In general, most of the behavior I saw here and on the Rt. 28 bridge was
inconsiderate driving raised to a high art.  What the heck happens to peoples'
brains when they get behind the wheel??  I saw plenty of evidence of it
today -- obvious "me first, I'm important, screw everybody else" attitude.  It
was very tempting to stay out here and snap detailed pictures of everyone
taking the risky left or screwing up their turns or generally behaving badly
and then create a "drivers' wall of shame" web site.  They should KNOW BETTER.
Unfortunately, the culture that american society has developed around its
overpowered vehicles and fuel consumption still fosters this kind of crap.
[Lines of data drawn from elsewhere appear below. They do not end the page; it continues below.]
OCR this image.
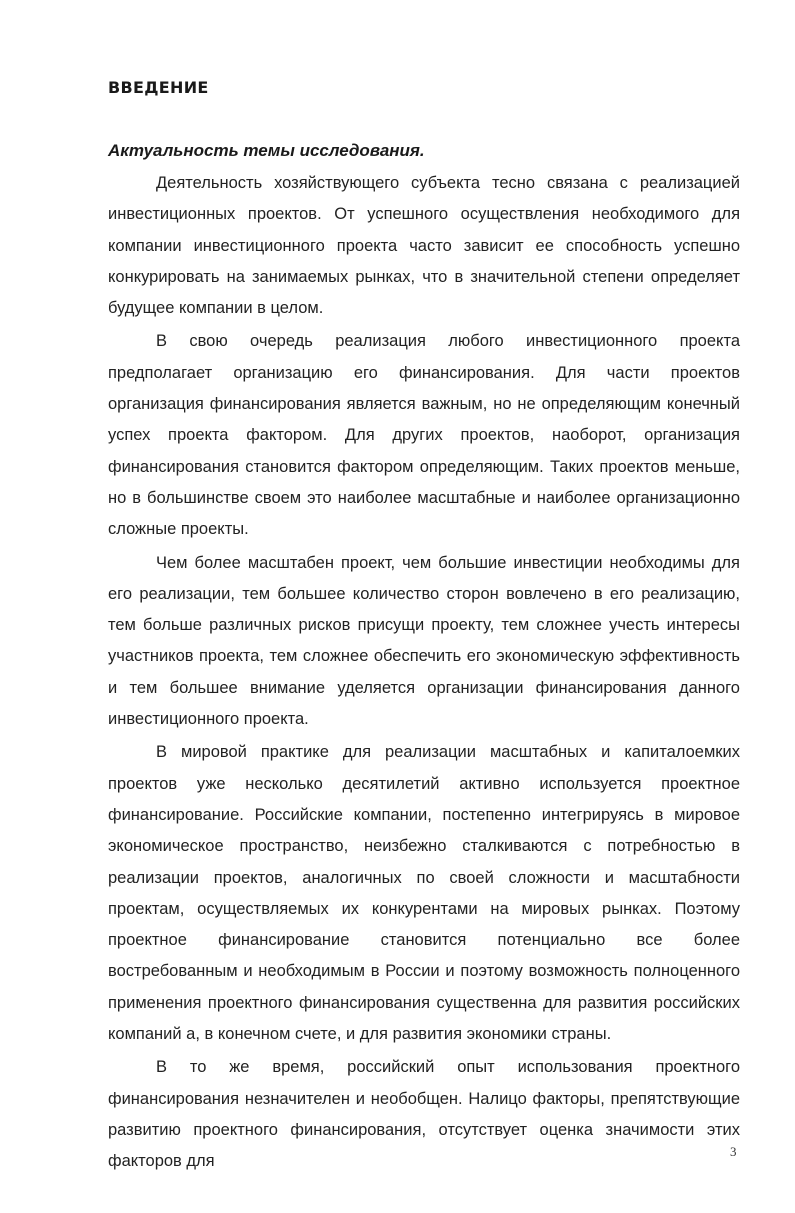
ВВЕДЕНИЕ
Актуальность темы исследования.

Деятельность хозяйствующего субъекта тесно связана с реализацией инвестиционных проектов. От успешного осуществления необходимого для компании инвестиционного проекта часто зависит ее способность успешно конкурировать на занимаемых рынках, что в значительной степени определяет будущее компании в целом.

В свою очередь реализация любого инвестиционного проекта предполагает организацию его финансирования. Для части проектов организация финансирования является важным, но не определяющим конечный успех проекта фактором. Для других проектов, наоборот, организация финансирования становится фактором определяющим. Таких проектов меньше, но в большинстве своем это наиболее масштабные и наиболее организационно сложные проекты.

Чем более масштабен проект, чем большие инвестиции необходимы для его реализации, тем большее количество сторон вовлечено в его реализацию, тем больше различных рисков присущи проекту, тем сложнее учесть интересы участников проекта, тем сложнее обеспечить его экономическую эффективность и тем большее внимание уделяется организации финансирования данного инвестиционного проекта.

В мировой практике для реализации масштабных и капиталоемких проектов уже несколько десятилетий активно используется проектное финансирование. Российские компании, постепенно интегрируясь в мировое экономическое пространство, неизбежно сталкиваются с потребностью в реализации проектов, аналогичных по своей сложности и масштабности проектам, осуществляемых их конкурентами на мировых рынках. Поэтому проектное финансирование становится потенциально все более востребованным и необходимым в России и поэтому возможность полноценного применения проектного финансирования существенна для развития российских компаний а, в конечном счете, и для развития экономики страны.

В то же время, российский опыт использования проектного финансирования незначителен и необобщен. Налицо факторы, препятствующие развитию проектного финансирования, отсутствует оценка значимости этих факторов для

3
Oddly, The DPW didn't spread gravel up the part that really needed it -- the
steeper mud-slide near the top of the rise, just before the actual road.  This
of course encourages people to take a run at it, risking a head-on with anyone
coming over the hill from the top.  Hopefully anyone using this egress would
realize the hazard and approach it *very* carefully from the neighborhood to
make sure nobody's coming up first.

A couple of days later it cleared, and the water was  s l o w l y  starting
to recede.  The car was still very crapped up from its little off-road
experience -- mud and debris in the brakes and fenderwells.  Rather than
waste good town water cleaning it with a hose, I took it back down to where
the floodwater was still over the road and drove it in a little way.  From
there it was easy to kick-splash in around the wheels and underside and slosh
off the vast majority of the crud.

In the course of my much-needed errands afterward, I stopped by the Rt. 28
bridge again and found that they've blocked it off for real, and have an
operation going to pump the water across to the other side and try to keep
it off the actual road surface.  Presumably this lets repairs be effected
sooner than just waiting for the water to recede.  It was refreshing to
watch people have no choice but to figure out that there are *numerous*
detours available to them to reach the other side.